For the Record: I Don’t Want Us To Go To Mars It

For the Record: I Don’t Want Us To Go To Mars

It occurred to me the other day that, because I so often talk about terraforming Mars, many of you may think I want us to go there. Nothing could be farther from the truth.

I do not want it. But I think it is the only option left open to us. I believe Mars is the only hope we have of survival.

Where do you think climate change is going to end? Hopefully you are not in the list of those who still cling to the belief climate change is a myth. The short-term thinkers who have long held that position are not talkable to. They know best. They need not listen. They will not listen.They have their own agenda. One aimed at their own well-being in the next twenty or thirty years. But being a climate denier is not the only mistake we can make here.

Twenty or thirty years has always, in the past, been plenty of lead time to address any problem, so I really can’t blame those who do so for thinking only short term. And thirty years is very short term. But they are just being selfish, now. Thirty years into the future, and individual well-being for any length of time, are no longer the most important things to consider.

One of the things which I commonly encounter, and always find outlandish, is the belief that all life on Earth is not, in the least, threatened. Something will survive, no matter how much climate changes. Humanity may be threatened, but not lie itself. That is the most widely held belief, even–perhaps most notably–amongst the scientific community. Nonetheless, I find it ridiculous.

There are many more known planets which are sterile than there are lightly occupied planets. In fact, there are no known lightly occupied planets. The reason, although seldom acknowledged, is simple: It is far easier for nature to produce sterile planets than lightly occupied planets. If you doubt that, just look around.

“But, …  But . . .” you sputter. We all know about extremophiles. “Life is tough” we say over and over to ourselves as if that countered our ability to count. Within just our own solar system, which is really the only place we know the numbers, the ratio of places where life exists to places which are sterile is smaller than 1 to about 100. This considers all moons. It also assumes all are, as we now believe, lifeless. The most common means of making them so is just the absence of a breathable atmosphere. That’s easily accomplished–if you are nature.

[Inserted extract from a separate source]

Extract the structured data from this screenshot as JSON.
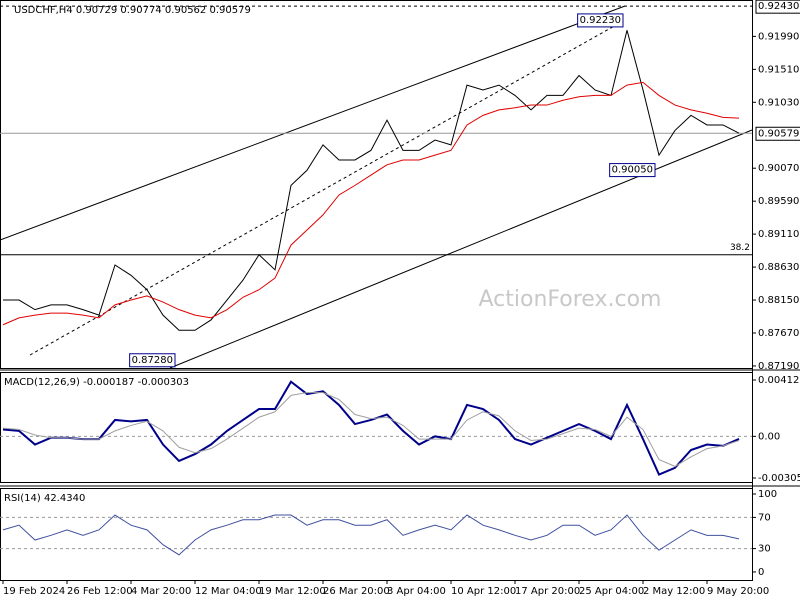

When you play around with climate, the end result of sterility for the whole planet has to be considered a very likely outcome.

What are the implicationS? Perhaps most importantly, first and foremost, is that “we” has to be redefined. Earth-bsed life being threatened puts us in the same boat with the jellyfish. When I say “we aren’t going to make it, I mean none of us; not the humans, not the invertebrates, not even the cockroaches. No plants. No microbes. We are not going to make it here on Earth. We have to get off this planet.

Space, to me, is not an arena to be explored. It is a possible place where we, in the sense introduced in the preceding paragraph, may be saved.

Most of what I advocate stems from this observation. We are not going to make it. We’ve got to get off. I’ve spent several years examining the implications, nuances, and ramifications. No one is listening. Why should they?

If the only suggestion I have is to send something–not even ourselves–to another planet, why should anyone take me seriously.  My answers for that question would take more space than I have here. Or at least so I think.